Last night at XPSTL, John Sextro gave a talk on the “Move Embellishment to Decorator” refactoring as described in Joshua Kerievsky’s Refactoring to Patterns book. I greatly enjoyed and benefitted from the original Design Patterns book (from the Gang of Four) which was already old (published 1994) when I heard about it and bought it in 1998. (By the way, when I looked it up on Amazon to put in the link above, Amazon reminded me that: “You purchased this item on February 18, 1998”.)

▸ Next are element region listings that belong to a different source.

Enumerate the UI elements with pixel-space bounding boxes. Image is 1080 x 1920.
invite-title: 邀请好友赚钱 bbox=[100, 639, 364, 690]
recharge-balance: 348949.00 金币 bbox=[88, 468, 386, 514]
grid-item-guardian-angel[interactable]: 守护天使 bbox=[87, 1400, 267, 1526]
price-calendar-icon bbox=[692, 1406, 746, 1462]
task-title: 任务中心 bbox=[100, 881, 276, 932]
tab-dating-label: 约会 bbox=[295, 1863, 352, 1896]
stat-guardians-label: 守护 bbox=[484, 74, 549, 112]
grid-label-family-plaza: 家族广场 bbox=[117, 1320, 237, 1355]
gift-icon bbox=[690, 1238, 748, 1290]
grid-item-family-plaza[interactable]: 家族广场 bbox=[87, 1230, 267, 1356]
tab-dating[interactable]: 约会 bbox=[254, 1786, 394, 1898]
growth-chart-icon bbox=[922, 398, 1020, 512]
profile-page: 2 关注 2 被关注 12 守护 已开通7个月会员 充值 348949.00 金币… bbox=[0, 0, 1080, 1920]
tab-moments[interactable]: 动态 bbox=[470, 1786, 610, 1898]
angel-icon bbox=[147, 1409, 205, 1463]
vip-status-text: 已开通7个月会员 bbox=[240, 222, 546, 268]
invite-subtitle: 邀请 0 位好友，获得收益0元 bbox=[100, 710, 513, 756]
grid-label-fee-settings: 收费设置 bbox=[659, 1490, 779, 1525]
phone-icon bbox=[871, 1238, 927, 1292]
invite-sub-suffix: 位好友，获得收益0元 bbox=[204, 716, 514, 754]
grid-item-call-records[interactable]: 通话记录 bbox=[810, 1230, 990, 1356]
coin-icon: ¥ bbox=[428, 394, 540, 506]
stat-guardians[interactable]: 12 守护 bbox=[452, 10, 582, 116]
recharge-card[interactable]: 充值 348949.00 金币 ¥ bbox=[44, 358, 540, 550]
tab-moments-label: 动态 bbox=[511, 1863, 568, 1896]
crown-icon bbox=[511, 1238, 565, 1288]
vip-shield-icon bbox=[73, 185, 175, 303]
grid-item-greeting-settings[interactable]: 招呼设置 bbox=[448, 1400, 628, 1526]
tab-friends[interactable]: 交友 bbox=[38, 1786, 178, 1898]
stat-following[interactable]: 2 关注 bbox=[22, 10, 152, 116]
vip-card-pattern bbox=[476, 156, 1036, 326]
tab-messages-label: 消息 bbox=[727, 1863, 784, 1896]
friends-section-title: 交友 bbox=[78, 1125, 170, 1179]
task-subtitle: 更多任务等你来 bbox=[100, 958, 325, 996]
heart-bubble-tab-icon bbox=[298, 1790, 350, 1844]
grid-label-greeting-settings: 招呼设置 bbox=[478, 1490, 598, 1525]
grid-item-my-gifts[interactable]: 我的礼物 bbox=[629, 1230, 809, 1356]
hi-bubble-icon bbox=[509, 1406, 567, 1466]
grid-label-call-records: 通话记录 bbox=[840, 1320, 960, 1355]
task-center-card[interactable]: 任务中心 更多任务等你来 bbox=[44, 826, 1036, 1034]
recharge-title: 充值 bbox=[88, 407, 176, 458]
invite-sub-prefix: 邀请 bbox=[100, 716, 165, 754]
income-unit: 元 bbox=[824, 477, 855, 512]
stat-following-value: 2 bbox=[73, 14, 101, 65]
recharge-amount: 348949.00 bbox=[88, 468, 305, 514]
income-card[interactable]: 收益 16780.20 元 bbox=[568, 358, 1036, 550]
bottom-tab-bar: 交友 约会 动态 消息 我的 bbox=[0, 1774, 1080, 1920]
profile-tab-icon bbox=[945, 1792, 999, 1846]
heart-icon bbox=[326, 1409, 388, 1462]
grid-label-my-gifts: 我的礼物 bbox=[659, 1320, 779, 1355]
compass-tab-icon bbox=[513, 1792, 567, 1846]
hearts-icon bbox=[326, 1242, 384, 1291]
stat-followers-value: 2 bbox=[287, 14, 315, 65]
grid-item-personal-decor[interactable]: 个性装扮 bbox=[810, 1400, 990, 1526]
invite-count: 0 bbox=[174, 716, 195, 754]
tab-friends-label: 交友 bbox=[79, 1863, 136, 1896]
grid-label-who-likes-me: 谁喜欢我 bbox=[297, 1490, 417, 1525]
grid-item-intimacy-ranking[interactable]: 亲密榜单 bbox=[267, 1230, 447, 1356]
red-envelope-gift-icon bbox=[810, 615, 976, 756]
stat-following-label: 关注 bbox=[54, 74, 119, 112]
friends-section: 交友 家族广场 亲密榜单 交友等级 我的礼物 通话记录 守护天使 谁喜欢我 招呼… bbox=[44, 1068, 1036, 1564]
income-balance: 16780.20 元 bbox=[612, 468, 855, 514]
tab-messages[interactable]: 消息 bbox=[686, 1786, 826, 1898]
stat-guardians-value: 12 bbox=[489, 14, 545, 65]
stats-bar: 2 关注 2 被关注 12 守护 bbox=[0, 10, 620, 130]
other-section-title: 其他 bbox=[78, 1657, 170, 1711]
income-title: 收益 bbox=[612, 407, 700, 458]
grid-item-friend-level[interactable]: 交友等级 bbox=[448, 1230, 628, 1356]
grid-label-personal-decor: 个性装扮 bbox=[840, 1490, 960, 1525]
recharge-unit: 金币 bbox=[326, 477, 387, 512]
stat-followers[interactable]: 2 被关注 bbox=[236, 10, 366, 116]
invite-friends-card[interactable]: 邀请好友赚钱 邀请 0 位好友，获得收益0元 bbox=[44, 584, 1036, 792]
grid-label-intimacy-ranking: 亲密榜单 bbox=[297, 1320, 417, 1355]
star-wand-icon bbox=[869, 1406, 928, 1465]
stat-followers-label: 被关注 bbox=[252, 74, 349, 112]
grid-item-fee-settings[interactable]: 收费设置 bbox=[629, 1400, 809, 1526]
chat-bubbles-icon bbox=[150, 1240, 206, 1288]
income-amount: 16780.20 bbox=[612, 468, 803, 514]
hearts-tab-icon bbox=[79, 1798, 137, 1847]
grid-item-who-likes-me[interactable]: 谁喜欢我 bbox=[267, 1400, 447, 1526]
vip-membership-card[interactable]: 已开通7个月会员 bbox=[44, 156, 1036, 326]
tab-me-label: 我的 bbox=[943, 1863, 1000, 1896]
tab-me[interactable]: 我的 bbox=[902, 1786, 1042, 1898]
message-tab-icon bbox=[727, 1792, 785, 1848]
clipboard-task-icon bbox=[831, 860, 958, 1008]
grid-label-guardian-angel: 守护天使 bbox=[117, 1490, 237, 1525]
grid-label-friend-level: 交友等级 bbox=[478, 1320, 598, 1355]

I enjoyed John’s talk, and I hope he does more of them.  He hit a few rough spots along the way (the usually excellent IntelliJ IDEA IDE failed mysteriously, for example), but worked through it and reached the target of composable decorators. The rough spots led to some interesting diversions also.
I’m not sold on the “refactoring to patterns” idea though; it seems like a distraction from a more important goal: to gain deep experience and understanding of how to use the underlying “primitives” (encapsulation, abstraction, polymorpism, low coupling, high cohesion, etc.). Once you grasp the primitives, the design patterns are useful mainly as a tool for talking about how something works – in other words, write good code, then perhaps notice that it follows one of the “patterns”, if you find that helpful in explaining how the code works.

Several times at XPSTL, we’ve had lengthy conversations about how to choose whether to use “Strategy” or “Command” or “Decorator” or …. I’m not convinced that these conversations are helpful. My answer is that it is silly to look for a list of rules in choosing which pattern to use. Read the patterns, use them to learn good ways to use and combine the primitives. Then do that in your code:

  • Notice that you can benefit from polymorphism, and use it.
  • Notice that you can split a class in to two separately cohesive parts, and do so.
  • Notice that you could get composability by replacing inheritance with aggregation, and so so.

You’ll end up with the right “Pattern” – and you probably won’t care.

Michael Feathers at XPSTL

This evening at XPSTL, Michael Feathers (blog) (book) was in from out of town (and from around the world) and gave a talk on API design. He’s been thinking a lot about API design recently, driven by issues that come up with working with legacy code, which talks to lots of APIs, to cajole it in to a more testable state. I think there is a lot to say (maybe a book’s worth?), and a lot of what has been said elsewhere turns out to yield APIs that are unduly difficult to build testable code with.

What we end up doing here, and a thing that Michael says is not at all unusual, is to “wrap” most APIs with some application code, to enable:

  • a simplified way to call the external component / API, more suited to our needs
  • easy testing, as we can design our wrapper to make it trivial to substitute a test/mock implementation
  • a buffer from future changes in the external component / API
  • easier migration to alternate implementation of the same underlying services

Our wrappers tend to be “flatter” and simpler than the underlying APIs we wrap. For example, most of our use of Hibernate is behind a class we call DataSession, which represents the connection/session, transactions (it encodes our policies on how to use transactions) and many named methods for query operations (thus we avoid scattering HQL or SQL around the project).

Also, we had a big crowd at XPSTL – the room was packed.